Work public

invoice-parse-agent

Invoice parsing agent with a bonded-warehouse-manifest dashboard. PDFs in, structured JSON out, every field with provenance.

  • agents
  • parsing
  • evals
  • bun
  • hono
  • dashboard
Repo
github.com/mj-deving/invoice-parse-agent
Published
2026-05-26

What it is

A parsing agent for invoices that returns structured JSON with a confidence score and provenance for every field. The dashboard renders as a bonded-warehouse manifest: rows of records, audit log per row, a parse button that runs the actual extraction against your file.

The problem it solves

Invoice extraction is a solved problem in vendor marketing and a hard problem in practice. Real invoices arrive as scanned PDFs, in five layouts, in three languages, with handwritten annotations and stamps. A vendor demo handles the first ten; the eleventh starts costing real engineering hours.

This is an opinionated take at how the eval surface should look so that “is the parser working?” becomes a question you can answer in five seconds at the dashboard.

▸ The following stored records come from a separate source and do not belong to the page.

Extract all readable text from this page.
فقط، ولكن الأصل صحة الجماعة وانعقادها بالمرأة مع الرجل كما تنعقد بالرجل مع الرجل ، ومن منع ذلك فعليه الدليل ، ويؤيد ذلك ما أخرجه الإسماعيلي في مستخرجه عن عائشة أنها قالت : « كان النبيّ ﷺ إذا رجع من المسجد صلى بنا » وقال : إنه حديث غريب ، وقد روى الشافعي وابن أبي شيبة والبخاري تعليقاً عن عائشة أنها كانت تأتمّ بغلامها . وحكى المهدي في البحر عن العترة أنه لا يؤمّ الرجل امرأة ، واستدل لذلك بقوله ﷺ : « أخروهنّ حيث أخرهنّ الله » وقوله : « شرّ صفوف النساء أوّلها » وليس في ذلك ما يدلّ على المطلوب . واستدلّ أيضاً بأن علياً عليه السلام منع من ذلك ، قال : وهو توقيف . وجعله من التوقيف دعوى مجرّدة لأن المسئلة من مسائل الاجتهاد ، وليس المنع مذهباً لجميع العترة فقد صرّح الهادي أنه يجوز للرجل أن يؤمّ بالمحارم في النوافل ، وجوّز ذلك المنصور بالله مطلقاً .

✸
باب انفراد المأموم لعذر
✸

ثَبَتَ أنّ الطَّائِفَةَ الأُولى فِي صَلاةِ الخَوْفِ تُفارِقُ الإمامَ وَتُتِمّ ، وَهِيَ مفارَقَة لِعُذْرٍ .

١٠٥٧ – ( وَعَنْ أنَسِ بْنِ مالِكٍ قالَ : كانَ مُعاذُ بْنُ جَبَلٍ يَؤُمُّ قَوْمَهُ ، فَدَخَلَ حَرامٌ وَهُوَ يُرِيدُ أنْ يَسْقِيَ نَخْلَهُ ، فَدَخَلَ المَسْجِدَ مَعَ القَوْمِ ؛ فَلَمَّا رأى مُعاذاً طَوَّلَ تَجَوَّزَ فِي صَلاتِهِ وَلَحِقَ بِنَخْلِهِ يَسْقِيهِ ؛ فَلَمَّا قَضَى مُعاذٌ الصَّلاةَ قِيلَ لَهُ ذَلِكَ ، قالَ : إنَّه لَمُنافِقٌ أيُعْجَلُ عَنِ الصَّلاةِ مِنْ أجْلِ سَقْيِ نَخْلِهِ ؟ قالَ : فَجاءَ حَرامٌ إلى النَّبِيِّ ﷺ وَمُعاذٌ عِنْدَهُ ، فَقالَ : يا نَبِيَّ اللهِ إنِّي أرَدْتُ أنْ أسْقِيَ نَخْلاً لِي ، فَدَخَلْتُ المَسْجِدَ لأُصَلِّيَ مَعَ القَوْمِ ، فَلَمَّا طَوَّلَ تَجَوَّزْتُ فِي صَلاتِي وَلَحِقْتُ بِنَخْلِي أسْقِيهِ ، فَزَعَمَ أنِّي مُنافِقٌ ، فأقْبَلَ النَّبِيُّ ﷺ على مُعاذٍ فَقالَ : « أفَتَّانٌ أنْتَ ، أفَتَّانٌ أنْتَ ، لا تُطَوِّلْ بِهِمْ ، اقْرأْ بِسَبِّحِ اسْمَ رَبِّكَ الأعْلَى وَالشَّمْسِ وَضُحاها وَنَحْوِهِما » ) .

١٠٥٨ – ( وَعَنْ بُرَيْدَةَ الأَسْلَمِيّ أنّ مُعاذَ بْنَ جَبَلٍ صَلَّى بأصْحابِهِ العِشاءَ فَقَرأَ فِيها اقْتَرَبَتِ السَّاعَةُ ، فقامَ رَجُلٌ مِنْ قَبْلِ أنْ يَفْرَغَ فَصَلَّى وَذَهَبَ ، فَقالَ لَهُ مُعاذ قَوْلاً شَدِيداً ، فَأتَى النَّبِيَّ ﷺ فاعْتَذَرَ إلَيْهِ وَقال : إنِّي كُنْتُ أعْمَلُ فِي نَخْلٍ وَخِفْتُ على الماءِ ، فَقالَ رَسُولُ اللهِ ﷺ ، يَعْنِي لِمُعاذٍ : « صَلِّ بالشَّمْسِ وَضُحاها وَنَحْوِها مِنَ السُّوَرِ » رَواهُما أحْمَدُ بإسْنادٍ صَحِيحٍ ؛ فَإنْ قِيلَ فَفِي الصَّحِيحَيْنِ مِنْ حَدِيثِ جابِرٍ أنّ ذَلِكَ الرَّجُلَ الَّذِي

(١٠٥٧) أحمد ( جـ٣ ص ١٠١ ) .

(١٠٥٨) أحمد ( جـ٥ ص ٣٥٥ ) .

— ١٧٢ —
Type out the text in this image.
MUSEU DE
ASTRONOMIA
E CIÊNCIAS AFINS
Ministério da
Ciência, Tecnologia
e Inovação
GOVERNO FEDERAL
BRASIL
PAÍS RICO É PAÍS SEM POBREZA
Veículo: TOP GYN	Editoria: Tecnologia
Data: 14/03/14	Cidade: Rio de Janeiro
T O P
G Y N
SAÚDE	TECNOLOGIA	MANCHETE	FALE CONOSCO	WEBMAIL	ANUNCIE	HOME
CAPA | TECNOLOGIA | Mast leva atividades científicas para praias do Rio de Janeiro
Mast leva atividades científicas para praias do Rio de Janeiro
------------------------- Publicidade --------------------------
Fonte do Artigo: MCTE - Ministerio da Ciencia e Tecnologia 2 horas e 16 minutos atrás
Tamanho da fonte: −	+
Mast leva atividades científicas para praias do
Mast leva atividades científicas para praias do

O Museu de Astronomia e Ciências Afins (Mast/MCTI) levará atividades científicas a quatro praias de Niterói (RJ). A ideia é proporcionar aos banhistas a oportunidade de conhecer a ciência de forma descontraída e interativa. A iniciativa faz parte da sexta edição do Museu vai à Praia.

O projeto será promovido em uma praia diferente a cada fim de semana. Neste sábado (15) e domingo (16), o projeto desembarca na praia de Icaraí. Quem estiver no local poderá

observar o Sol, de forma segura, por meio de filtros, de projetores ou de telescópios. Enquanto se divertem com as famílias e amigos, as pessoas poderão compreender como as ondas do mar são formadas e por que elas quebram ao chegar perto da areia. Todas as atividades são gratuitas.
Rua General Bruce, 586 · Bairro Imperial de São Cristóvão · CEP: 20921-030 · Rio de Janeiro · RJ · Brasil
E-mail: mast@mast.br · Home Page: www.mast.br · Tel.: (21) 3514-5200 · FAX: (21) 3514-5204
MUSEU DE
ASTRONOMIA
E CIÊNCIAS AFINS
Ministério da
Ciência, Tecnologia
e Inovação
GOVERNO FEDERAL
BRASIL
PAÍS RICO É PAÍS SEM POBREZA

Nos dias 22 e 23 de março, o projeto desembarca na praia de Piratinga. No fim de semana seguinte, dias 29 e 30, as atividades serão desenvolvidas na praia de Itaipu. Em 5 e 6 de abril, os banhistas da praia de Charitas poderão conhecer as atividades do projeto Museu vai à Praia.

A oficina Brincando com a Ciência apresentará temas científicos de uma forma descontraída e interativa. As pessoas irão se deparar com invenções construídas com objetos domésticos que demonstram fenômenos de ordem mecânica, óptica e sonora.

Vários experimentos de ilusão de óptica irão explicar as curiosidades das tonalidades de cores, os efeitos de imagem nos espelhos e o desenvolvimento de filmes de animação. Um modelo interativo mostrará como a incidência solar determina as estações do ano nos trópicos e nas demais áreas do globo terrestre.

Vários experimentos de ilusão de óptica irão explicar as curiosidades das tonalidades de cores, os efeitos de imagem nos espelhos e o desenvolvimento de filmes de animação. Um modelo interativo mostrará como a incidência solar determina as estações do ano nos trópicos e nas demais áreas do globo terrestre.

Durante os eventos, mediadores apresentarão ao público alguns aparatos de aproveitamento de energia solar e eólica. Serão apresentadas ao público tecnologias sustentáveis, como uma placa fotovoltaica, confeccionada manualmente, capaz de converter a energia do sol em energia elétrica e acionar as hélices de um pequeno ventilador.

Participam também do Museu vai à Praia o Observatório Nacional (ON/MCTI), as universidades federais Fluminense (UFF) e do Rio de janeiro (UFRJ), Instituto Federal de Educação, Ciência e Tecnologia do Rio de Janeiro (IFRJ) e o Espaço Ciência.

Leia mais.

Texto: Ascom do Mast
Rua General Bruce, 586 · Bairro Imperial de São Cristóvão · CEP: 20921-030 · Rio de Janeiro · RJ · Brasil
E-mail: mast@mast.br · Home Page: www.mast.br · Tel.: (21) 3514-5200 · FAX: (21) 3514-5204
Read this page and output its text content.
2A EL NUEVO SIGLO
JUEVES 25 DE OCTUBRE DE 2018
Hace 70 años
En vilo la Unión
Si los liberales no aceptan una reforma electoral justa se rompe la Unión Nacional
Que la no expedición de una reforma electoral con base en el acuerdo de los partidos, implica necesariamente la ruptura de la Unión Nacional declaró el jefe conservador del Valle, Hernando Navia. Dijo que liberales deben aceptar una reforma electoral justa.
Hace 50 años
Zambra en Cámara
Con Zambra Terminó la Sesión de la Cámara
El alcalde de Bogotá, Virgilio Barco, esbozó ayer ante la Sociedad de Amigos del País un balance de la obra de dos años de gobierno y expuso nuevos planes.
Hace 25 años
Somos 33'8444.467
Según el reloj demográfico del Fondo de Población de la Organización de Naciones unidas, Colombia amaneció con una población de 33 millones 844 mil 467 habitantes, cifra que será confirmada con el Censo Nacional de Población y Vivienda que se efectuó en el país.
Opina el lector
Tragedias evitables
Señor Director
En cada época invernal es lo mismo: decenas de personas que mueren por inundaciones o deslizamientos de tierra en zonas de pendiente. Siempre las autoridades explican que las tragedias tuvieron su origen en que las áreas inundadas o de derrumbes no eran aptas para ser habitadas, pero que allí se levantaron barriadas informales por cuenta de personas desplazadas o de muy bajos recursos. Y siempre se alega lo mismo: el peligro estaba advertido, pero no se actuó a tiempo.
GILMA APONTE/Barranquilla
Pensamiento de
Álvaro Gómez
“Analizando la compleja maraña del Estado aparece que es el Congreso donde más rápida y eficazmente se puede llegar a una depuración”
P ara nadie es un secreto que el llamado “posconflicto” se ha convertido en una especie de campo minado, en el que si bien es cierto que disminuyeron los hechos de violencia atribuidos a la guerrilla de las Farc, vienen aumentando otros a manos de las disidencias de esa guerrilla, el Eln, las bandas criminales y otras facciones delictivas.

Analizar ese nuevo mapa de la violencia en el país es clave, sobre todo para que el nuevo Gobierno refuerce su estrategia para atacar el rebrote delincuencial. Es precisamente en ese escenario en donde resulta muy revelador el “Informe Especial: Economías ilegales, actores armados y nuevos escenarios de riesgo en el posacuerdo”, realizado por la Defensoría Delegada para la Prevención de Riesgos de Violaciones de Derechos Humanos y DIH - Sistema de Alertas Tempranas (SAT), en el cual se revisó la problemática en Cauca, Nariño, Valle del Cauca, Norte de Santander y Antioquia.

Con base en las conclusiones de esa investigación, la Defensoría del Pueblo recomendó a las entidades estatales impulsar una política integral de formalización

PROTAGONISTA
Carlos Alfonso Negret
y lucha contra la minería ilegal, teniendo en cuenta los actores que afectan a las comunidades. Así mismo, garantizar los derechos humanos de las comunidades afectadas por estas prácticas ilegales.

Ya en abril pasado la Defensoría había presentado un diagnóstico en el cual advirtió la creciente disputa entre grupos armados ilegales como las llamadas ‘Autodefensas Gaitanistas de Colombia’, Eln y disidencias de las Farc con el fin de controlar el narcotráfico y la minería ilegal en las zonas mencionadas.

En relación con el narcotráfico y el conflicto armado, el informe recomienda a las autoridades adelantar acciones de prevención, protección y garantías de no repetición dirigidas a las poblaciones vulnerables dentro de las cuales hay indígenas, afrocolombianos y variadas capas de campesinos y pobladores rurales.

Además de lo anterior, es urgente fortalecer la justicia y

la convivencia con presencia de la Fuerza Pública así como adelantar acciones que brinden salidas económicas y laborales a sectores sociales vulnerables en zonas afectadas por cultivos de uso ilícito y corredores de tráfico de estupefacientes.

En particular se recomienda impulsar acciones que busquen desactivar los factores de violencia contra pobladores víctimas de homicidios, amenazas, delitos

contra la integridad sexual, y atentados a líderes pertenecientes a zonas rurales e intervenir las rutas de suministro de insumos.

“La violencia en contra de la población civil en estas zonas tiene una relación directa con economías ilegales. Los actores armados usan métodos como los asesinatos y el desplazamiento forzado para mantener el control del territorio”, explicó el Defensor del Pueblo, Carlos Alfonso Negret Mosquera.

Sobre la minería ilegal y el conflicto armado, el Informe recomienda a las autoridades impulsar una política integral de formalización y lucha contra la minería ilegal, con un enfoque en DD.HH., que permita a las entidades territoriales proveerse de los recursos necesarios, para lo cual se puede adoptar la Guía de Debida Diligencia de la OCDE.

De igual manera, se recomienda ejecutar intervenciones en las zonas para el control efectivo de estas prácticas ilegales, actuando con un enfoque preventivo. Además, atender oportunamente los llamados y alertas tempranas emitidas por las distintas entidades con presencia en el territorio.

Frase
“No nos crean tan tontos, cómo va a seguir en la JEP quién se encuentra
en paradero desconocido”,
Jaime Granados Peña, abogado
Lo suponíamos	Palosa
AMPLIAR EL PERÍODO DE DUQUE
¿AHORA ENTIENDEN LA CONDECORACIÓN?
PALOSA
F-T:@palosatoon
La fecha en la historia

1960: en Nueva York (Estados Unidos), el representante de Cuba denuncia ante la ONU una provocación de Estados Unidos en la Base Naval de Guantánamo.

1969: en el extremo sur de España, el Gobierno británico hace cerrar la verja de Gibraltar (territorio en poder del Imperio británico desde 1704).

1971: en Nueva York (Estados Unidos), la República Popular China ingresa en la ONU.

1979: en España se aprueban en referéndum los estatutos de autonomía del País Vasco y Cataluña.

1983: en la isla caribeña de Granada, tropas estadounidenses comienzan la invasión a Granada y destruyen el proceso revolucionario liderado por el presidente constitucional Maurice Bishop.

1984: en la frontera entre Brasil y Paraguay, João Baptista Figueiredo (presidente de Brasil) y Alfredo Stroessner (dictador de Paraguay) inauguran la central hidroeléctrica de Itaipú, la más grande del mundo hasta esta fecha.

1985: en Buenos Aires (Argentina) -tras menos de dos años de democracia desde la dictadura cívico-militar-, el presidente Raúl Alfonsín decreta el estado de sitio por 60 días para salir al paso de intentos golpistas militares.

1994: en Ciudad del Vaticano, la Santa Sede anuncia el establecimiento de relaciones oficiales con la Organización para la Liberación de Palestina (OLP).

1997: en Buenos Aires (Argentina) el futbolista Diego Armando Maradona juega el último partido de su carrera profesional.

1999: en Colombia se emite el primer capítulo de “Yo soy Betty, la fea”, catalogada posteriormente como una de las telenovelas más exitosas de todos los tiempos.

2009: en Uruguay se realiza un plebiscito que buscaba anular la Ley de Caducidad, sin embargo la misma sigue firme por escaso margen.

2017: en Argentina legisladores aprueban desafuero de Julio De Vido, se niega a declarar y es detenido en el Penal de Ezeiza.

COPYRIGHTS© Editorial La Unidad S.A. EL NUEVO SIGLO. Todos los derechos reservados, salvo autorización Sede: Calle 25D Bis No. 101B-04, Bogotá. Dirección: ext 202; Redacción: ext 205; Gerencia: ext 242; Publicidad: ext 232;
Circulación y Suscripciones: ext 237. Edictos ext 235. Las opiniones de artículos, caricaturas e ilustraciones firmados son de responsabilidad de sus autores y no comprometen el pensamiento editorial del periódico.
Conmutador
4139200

Design decisions worth defending

  1. Bonded-warehouse manifest aesthetic. The dashboard makes parsing legible as warehousing: records, lots, audit lines. The aesthetic is borrowed from customs forms, which is what this kind of dashboard actually is.
  2. Per-field provenance, not whole-document confidence. A whole-document score hides which field is rotten. Per-field provenance shows the exact chunk and the parser tier that produced each value.
  3. Eval endpoint shipping next to the parser. The dashboard exposes /eval directly. If parser quality regresses, the eval surface catches it in the same UI the parser ships from.

Stack

Bun + Hono backend. Server-rendered HTML dashboard (the parser is a backend product, not a SPA). Element IDs and fetch URLs preserved across redesigns so QA replay scripts keep working.